So I make no claim to the authenticity of this information, but enjoy it anyway. It's plausible because the Mortons are known to be in deep shit with both IRS and SECnote 1 (read the the article if you need to know why.) Bear in mind that the Mortons are very good pals of both Mike Bara and Kerry Cassidy. Remember this pic from the Summer of 2012? Sean and Kerry swanning around Europe, leaving Melissa to interview Mike on the Internet radio.
photo credit: Project Camelot
Strange synchronicity -- that four year old interview also covered Ken Johnston's accusation of Apollo negative tampering, that I covered again yesterday. But I digress — here's the dirt.
Two Hermosa Beach residents were taken into custody yesterday after being indicted by a federal grand jury on a host of charges related to a scheme to defraud the Internal Revenue Service, which included passing bogus checks and bonds as a way to pay off debt for themselves and others.
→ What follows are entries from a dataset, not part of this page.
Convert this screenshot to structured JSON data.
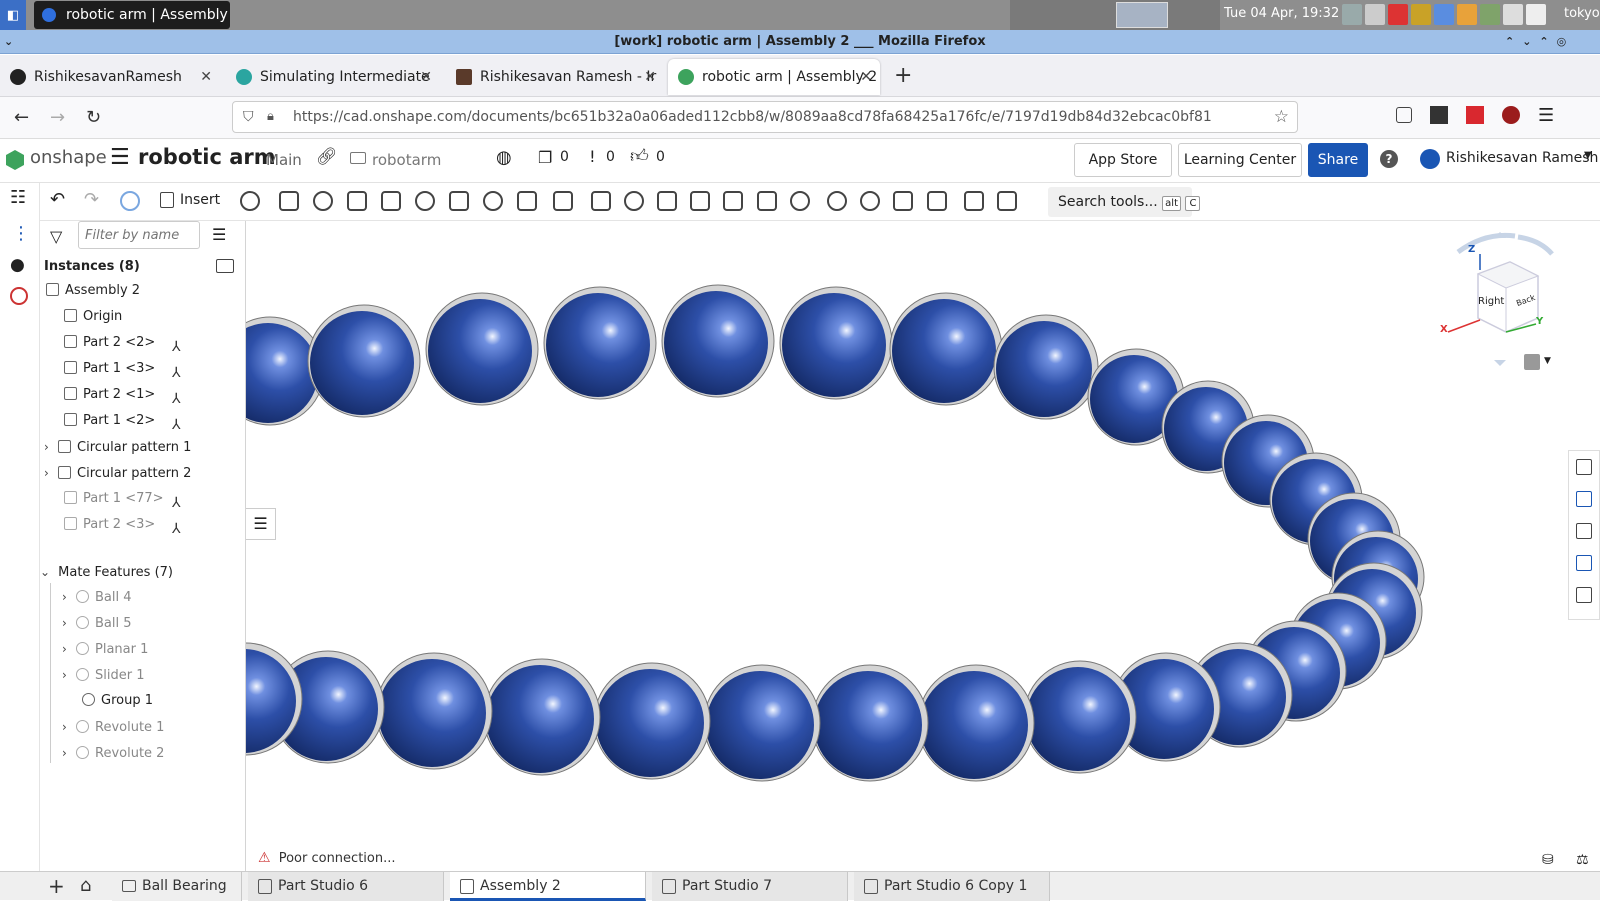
{
  "taskbar": {
    "window_title": "robotic arm | Assembly ...",
    "clock": "Tue 04 Apr, 19:32",
    "location": "tokyo"
  },
  "window": {
    "title": "[work] robotic arm | Assembly 2 ___ Mozilla Firefox"
  },
  "browser_tabs": [
    {
      "label": "RishikesavanRamesh",
      "color": "#222222"
    },
    {
      "label": "Simulating Intermediate",
      "color": "#2ba5a0"
    },
    {
      "label": "Rishikesavan Ramesh - Ir",
      "color": "#5a3a2a"
    },
    {
      "label": "robotic arm | Assembly 2",
      "color": "#3da35d"
    }
  ],
  "url": "https://cad.onshape.com/documents/bc651b32a0a06aded112cbb8/w/8089aa8cd78fa68425a176fc/e/7197d19db84d32ebcac0bf81",
  "header": {
    "logo": "onshape",
    "doc_title": "robotic arm",
    "branch": "Main",
    "folder": "robotarm",
    "versions_count": "0",
    "comments_count": "0",
    "likes_count": "0",
    "app_store": "App Store",
    "learning_center": "Learning Center",
    "share": "Share",
    "help": "?",
    "user": "Rishikesavan Ramesh"
  },
  "toolbar": {
    "insert": "Insert",
    "search_tools": "Search tools...",
    "shortcut_alt": "alt",
    "shortcut_c": "C"
  },
  "panel": {
    "filter_placeholder": "Filter by name",
    "instances_title": "Instances (8)",
    "items": [
      {
        "label": "Assembly 2",
        "level": 0,
        "dim": false,
        "chev": "",
        "mate": false
      },
      {
        "label": "Origin",
        "level": 1,
        "dim": false,
        "chev": "",
        "mate": false
      },
      {
        "label": "Part 2 <2>",
        "level": 1,
        "dim": false,
        "chev": "",
        "mate": true
      },
      {
        "label": "Part 1 <3>",
        "level": 1,
        "dim": false,
        "chev": "",
        "mate": true
      },
      {
        "label": "Part 2 <1>",
        "level": 1,
        "dim": false,
        "chev": "",
        "mate": true
      },
      {
        "label": "Part 1 <2>",
        "level": 1,
        "dim": false,
        "chev": "",
        "mate": true
      },
      {
        "label": "Circular pattern 1",
        "level": 0,
        "dim": false,
        "chev": "›",
        "mate": false
      },
      {
        "label": "Circular pattern 2",
        "level": 0,
        "dim": false,
        "chev": "›",
        "mate": false
      },
      {
        "label": "Part 1 <77>",
        "level": 1,
        "dim": true,
        "chev": "",
        "mate": true
      },
      {
        "label": "Part 2 <3>",
        "level": 1,
        "dim": true,
        "chev": "",
        "mate": true
      }
    ],
    "mate_features_title": "Mate Features (7)",
    "mates": [
      {
        "label": "Ball 4",
        "dim": true
      },
      {
        "label": "Ball 5",
        "dim": true
      },
      {
        "label": "Planar 1",
        "dim": true
      },
      {
        "label": "Slider 1",
        "dim": true
      },
      {
        "label": "Group 1",
        "dim": false
      },
      {
        "label": "Revolute 1",
        "dim": true
      },
      {
        "label": "Revolute 2",
        "dim": true
      }
    ]
  },
  "viewcube": {
    "front_label": "Right",
    "side_label": "Back",
    "axis_z": "Z",
    "axis_x": "X",
    "axis_y": "Y"
  },
  "status": {
    "poor_connection": "Poor connection..."
  },
  "bottom_tabs": [
    {
      "label": "Ball Bearing",
      "active": false
    },
    {
      "label": "Part Studio 6",
      "active": false
    },
    {
      "label": "Assembly 2",
      "active": true
    },
    {
      "label": "Part Studio 7",
      "active": false
    },
    {
      "label": "Part Studio 6 Copy 1",
      "active": false
    }
  ],
  "colors": {
    "accent": "#1a56b4",
    "sphere": "#2a4a9a",
    "ring": "#cfcfcf"
  }
}
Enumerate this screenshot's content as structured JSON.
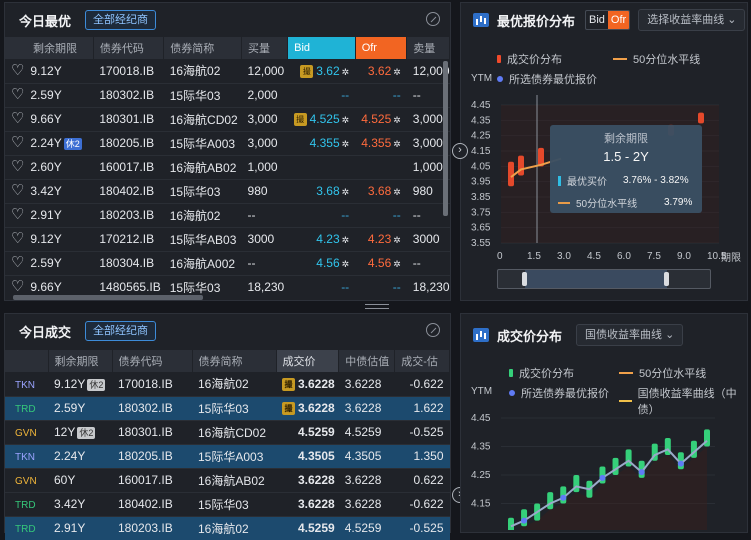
{
  "top_left": {
    "title": "今日最优",
    "broker_button": "全部经纪商",
    "columns": [
      "剩余期限",
      "债券代码",
      "债券简称",
      "买量",
      "Bid",
      "Ofr",
      "卖量"
    ],
    "rows": [
      {
        "term": "9.12Y",
        "tag": "",
        "code": "170018.IB",
        "name": "16海航02",
        "bid_vol": "12,000",
        "badge": true,
        "bid": "3.62",
        "ofr": "3.62",
        "ofr_vol": "12,000"
      },
      {
        "term": "2.59Y",
        "tag": "",
        "code": "180302.IB",
        "name": "15际华03",
        "bid_vol": "2,000",
        "badge": false,
        "bid": "--",
        "ofr": "--",
        "ofr_vol": "--"
      },
      {
        "term": "9.66Y",
        "tag": "",
        "code": "180301.IB",
        "name": "16海航CD02",
        "bid_vol": "3,000",
        "badge": true,
        "bid": "4.525",
        "ofr": "4.525",
        "ofr_vol": "3,000"
      },
      {
        "term": "2.24Y",
        "tag": "休2",
        "code": "180205.IB",
        "name": "15际华A003",
        "bid_vol": "3,000",
        "badge": false,
        "bid": "4.355",
        "ofr": "4.355",
        "ofr_vol": "3,000"
      },
      {
        "term": "2.60Y",
        "tag": "",
        "code": "160017.IB",
        "name": "16海航AB02",
        "bid_vol": "1,000",
        "badge": false,
        "bid": "",
        "ofr": "",
        "ofr_vol": "1,000"
      },
      {
        "term": "3.42Y",
        "tag": "",
        "code": "180402.IB",
        "name": "15际华03",
        "bid_vol": "980",
        "badge": false,
        "bid": "3.68",
        "ofr": "3.68",
        "ofr_vol": "980"
      },
      {
        "term": "2.91Y",
        "tag": "",
        "code": "180203.IB",
        "name": "16海航02",
        "bid_vol": "--",
        "badge": false,
        "bid": "--",
        "ofr": "--",
        "ofr_vol": "--"
      },
      {
        "term": "9.12Y",
        "tag": "",
        "code": "170212.IB",
        "name": "15际华AB03",
        "bid_vol": "3000",
        "badge": false,
        "bid": "4.23",
        "ofr": "4.23",
        "ofr_vol": "3000"
      },
      {
        "term": "2.59Y",
        "tag": "",
        "code": "180304.IB",
        "name": "16海航A002",
        "bid_vol": "--",
        "badge": false,
        "bid": "4.56",
        "ofr": "4.56",
        "ofr_vol": "--"
      },
      {
        "term": "9.66Y",
        "tag": "",
        "code": "1480565.IB",
        "name": "15际华03",
        "bid_vol": "18,230",
        "badge": false,
        "bid": "--",
        "ofr": "--",
        "ofr_vol": "18,230"
      }
    ]
  },
  "top_right": {
    "title": "最优报价分布",
    "seg_bid": "Bid",
    "seg_ofr": "Ofr",
    "dropdown": "选择收益率曲线",
    "legend": {
      "a": "成交价分布",
      "b": "50分位水平线",
      "c": "所选债券最优报价"
    },
    "ylabel": "YTM",
    "xlabel": "期限",
    "tooltip": {
      "head": "剩余期限",
      "range": "1.5 - 2Y",
      "row1_label": "最优买价",
      "row1_val": "3.76% - 3.82%",
      "row2_label": "50分位水平线",
      "row2_val": "3.79%"
    }
  },
  "bottom_left": {
    "title": "今日成交",
    "broker_button": "全部经纪商",
    "columns": [
      "剩余期限",
      "债券代码",
      "债券简称",
      "成交价",
      "中债估值",
      "成交-估"
    ],
    "rows": [
      {
        "src": "TKN",
        "term": "9.12Y",
        "tag": "休2",
        "code": "170018.IB",
        "name": "16海航02",
        "badge": true,
        "price": "3.6228",
        "val": "3.6228",
        "diff": "-0.622"
      },
      {
        "src": "TRD",
        "term": "2.59Y",
        "tag": "",
        "code": "180302.IB",
        "name": "15际华03",
        "badge": true,
        "price": "3.6228",
        "val": "3.6228",
        "diff": "1.622"
      },
      {
        "src": "GVN",
        "term": "12Y",
        "tag": "休2",
        "code": "180301.IB",
        "name": "16海航CD02",
        "badge": false,
        "price": "4.5259",
        "val": "4.5259",
        "diff": "-0.525"
      },
      {
        "src": "TKN",
        "term": "2.24Y",
        "tag": "",
        "code": "180205.IB",
        "name": "15际华A003",
        "badge": false,
        "price": "4.3505",
        "val": "4.3505",
        "diff": "1.350"
      },
      {
        "src": "GVN",
        "term": "60Y",
        "tag": "",
        "code": "160017.IB",
        "name": "16海航AB02",
        "badge": false,
        "price": "3.6228",
        "val": "3.6228",
        "diff": "0.622"
      },
      {
        "src": "TRD",
        "term": "3.42Y",
        "tag": "",
        "code": "180402.IB",
        "name": "15际华03",
        "badge": false,
        "price": "3.6228",
        "val": "3.6228",
        "diff": "-0.622"
      },
      {
        "src": "TRD",
        "term": "2.91Y",
        "tag": "",
        "code": "180203.IB",
        "name": "16海航02",
        "badge": false,
        "price": "4.5259",
        "val": "4.5259",
        "diff": "-0.525"
      }
    ]
  },
  "bottom_right": {
    "title": "成交价分布",
    "dropdown": "国债收益率曲线",
    "legend": {
      "a": "成交价分布",
      "b": "50分位水平线",
      "c": "所选债券最优报价",
      "d": "国债收益率曲线（中债）"
    },
    "ylabel": "YTM"
  },
  "chart_data": [
    {
      "type": "scatter",
      "ylabel": "YTM",
      "xlabel": "期限",
      "yticks": [
        "4.45",
        "4.35",
        "4.25",
        "4.15",
        "4.05",
        "3.95",
        "3.85",
        "3.75",
        "3.65",
        "3.55"
      ],
      "xticks": [
        "0",
        "1.5",
        "3.0",
        "4.5",
        "6.0",
        "7.5",
        "9.0",
        "10.5"
      ],
      "ylim": [
        3.55,
        4.45
      ],
      "series": [
        {
          "name": "成交价分布",
          "points": [
            {
              "x": 0.5,
              "low": 3.92,
              "high": 4.08
            },
            {
              "x": 1.0,
              "low": 3.99,
              "high": 4.12
            },
            {
              "x": 2.0,
              "low": 4.05,
              "high": 4.17
            },
            {
              "x": 8.5,
              "low": 4.25,
              "high": 4.32
            },
            {
              "x": 10.0,
              "low": 4.33,
              "high": 4.4
            }
          ]
        },
        {
          "name": "50分位水平线",
          "points": [
            {
              "x": 0.5,
              "y": 3.98
            },
            {
              "x": 1.0,
              "y": 4.03
            },
            {
              "x": 2.0,
              "y": 4.06
            },
            {
              "x": 3.0,
              "y": 4.1
            }
          ]
        }
      ]
    },
    {
      "type": "scatter",
      "ylabel": "YTM",
      "yticks": [
        "4.45",
        "4.35",
        "4.25",
        "4.15"
      ],
      "ylim": [
        4.05,
        4.45
      ],
      "series": [
        {
          "name": "成交价分布",
          "points": [
            4.07,
            4.1,
            4.12,
            4.16,
            4.18,
            4.22,
            4.2,
            4.25,
            4.28,
            4.31,
            4.27,
            4.33,
            4.35,
            4.3,
            4.34,
            4.38
          ]
        },
        {
          "name": "国债收益率曲线（中债）",
          "points": [
            4.07,
            4.09,
            4.12,
            4.15,
            4.17,
            4.21,
            4.2,
            4.24,
            4.27,
            4.3,
            4.26,
            4.32,
            4.34,
            4.29,
            4.33,
            4.37
          ]
        }
      ]
    }
  ]
}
On February 1, 2016 Sean David Morton, 58, and his wife, Melissa Ann Morton, 50, were expected to be arraigned in federal court in Los Angeles on a 56-count superseding indictment that was returned by a grand jury on January 27. The couple was arrested by special agents with IRS - Criminal Investigation in San Pedro Sunday morning after disembarking from a “Conspira-Sea Cruise.” According to the superseding indictment, Sean David Morton filed a series of false income tax returns for the years 2005 and 2010 that sought millions of dollars in refunds. Melissa Morton allegedly filed several false tax returns for the year 2007. The couple “caused multiple copies and multiple versions of their income tax returns to be submitted to various IRS service centers throughout the United States in 2009 and 2010,” according to the indictment, which alleges they attached false Forms 1099-OID to support their claims for refunds. The indictment specifically alleges that Sean David Morton filed a false 2006 income tax return 2010 that requested a refund of $2,809,921, and that in 2012 he filed a document that sought a tax refund of $1,560,634 for 2006.
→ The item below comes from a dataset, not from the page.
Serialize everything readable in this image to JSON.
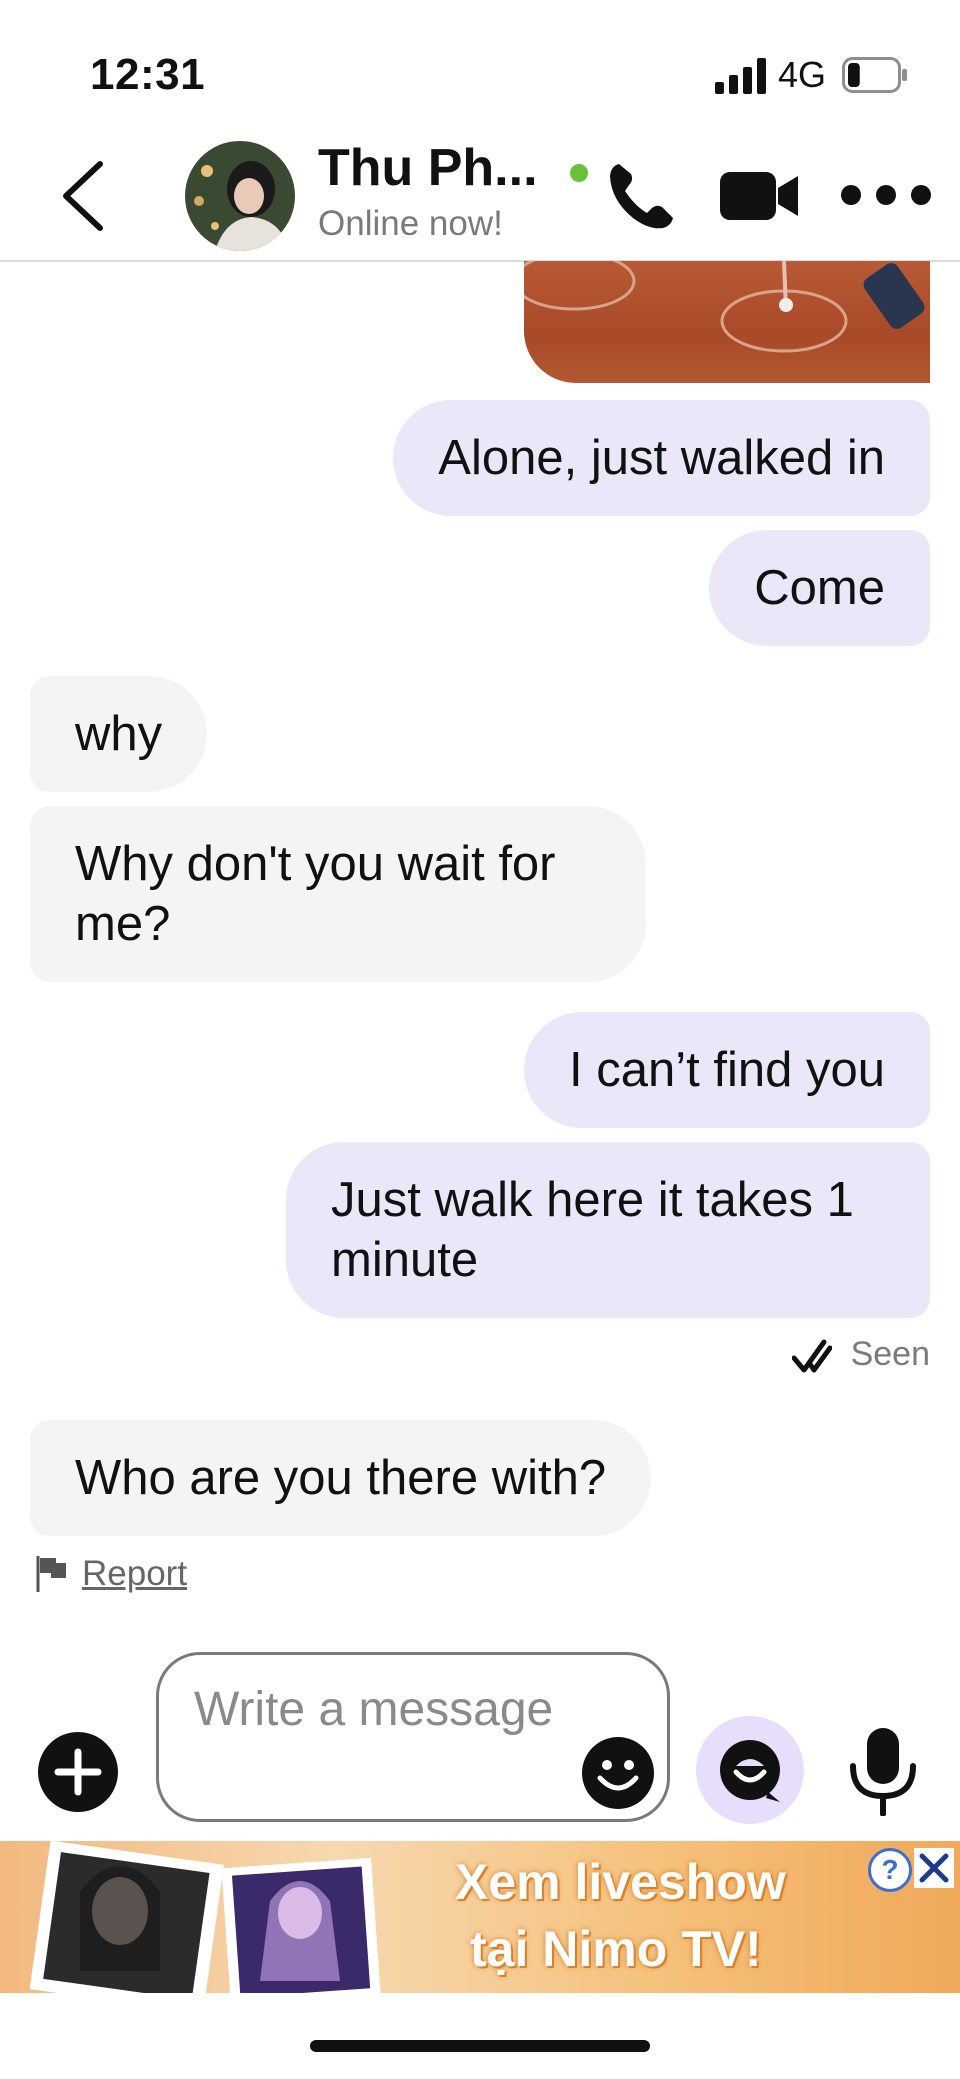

In relation to the scheme, the indictment alleges that Sean David Morton on multiple occasions submitted to the IRS documents he called “Coupon for Setoff, Settlement, and Closure” in the amounts of $5,286,867 and $8,429,763. “These fictitious financial instruments were a purported bond in exchange for the refunds they sought from the IRS,” according to the indictment.
Melissa Morton allegedly presented to the IRS in 2010 a “Coupon for Setoff, Settlement, and Closure” in the amount of $44,450 as a purported bond in exchange for a $14,450 refund that she sought. And, in 2013, both defendants allegedly presented to the IRS two “Non-Negotiable Discharging Bond and Indemnity” in the amounts of $10 million for Sean David Morton and $600,000 for Melissa Morton.
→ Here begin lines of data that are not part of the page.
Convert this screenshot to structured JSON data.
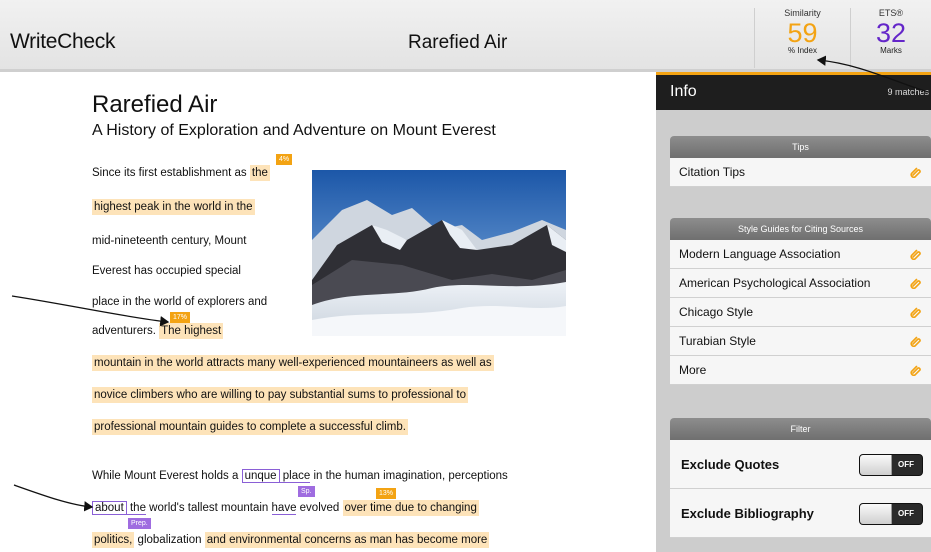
{
  "app": {
    "brand": "WriteCheck",
    "doc_title": "Rarefied Air"
  },
  "metrics": {
    "similarity": {
      "label": "Similarity",
      "value": "59",
      "sub": "% Index"
    },
    "ets": {
      "label": "ETS®",
      "value": "32",
      "sub": "Marks"
    }
  },
  "document": {
    "title": "Rarefied Air",
    "subtitle": "A History of Exploration and Adventure on Mount Everest",
    "p1": {
      "l1": "Since its first establishment as ",
      "l1_hl": "the",
      "l2": "highest peak in the world in the",
      "l3": "mid-nineteenth century, Mount",
      "l4": "Everest has occupied special",
      "l5": "place in the world of explorers and",
      "l6": "adventurers. ",
      "l6_hl": "The highest",
      "l7": "mountain in the world attracts many well-experienced mountaineers as well as",
      "l8": "novice climbers who are willing to pay substantial sums to professional to",
      "l9": "professional mountain guides to complete a successful climb."
    },
    "p2": {
      "l1a": "While Mount Everest holds a ",
      "l1_word": "unque",
      "l1b": " place",
      "l1c": " in the human imagination, perceptions",
      "l2_word": "about",
      "l2a": " the",
      "l2b": " world's tallest mountain ",
      "l2_word2": "have",
      "l2c": " evolved ",
      "l2_hl": "over time due to changing",
      "l3_hl": "politics,",
      "l3a": " globalization ",
      "l3_hl2": "and environmental concerns as man has become more"
    },
    "tags": {
      "t1": "4%",
      "t2": "17%",
      "t3": "13%",
      "sp": "Sp.",
      "prep": "Prep."
    }
  },
  "panel": {
    "title": "Info",
    "matches": "9 matches",
    "tips": {
      "title": "Tips",
      "items": [
        "Citation Tips"
      ]
    },
    "style_guides": {
      "title": "Style Guides for Citing Sources",
      "items": [
        "Modern Language Association",
        "American Psychological Association",
        "Chicago Style",
        "Turabian Style",
        "More"
      ]
    },
    "filter": {
      "title": "Filter",
      "items": [
        {
          "label": "Exclude Quotes",
          "state": "OFF"
        },
        {
          "label": "Exclude Bibliography",
          "state": "OFF"
        }
      ]
    }
  },
  "colors": {
    "accent_orange": "#f3a313",
    "accent_purple": "#6426c9",
    "highlight": "#fde3b9",
    "grammar_purple": "#9f6ce0"
  },
  "icons": {
    "clip": "paperclip-icon"
  }
}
If they are convicted of the charges in the superseding indictment, Sean David Morton would face a statutory maximum sentence of 650 years in federal prison, and Melissa Morton would face a statutory maximum sentence of 625 years.
The story is now confirmed.
 See the SEC's 4 March 2010 complaint filed in US District Court, and the judgement issued on 15 February 2013.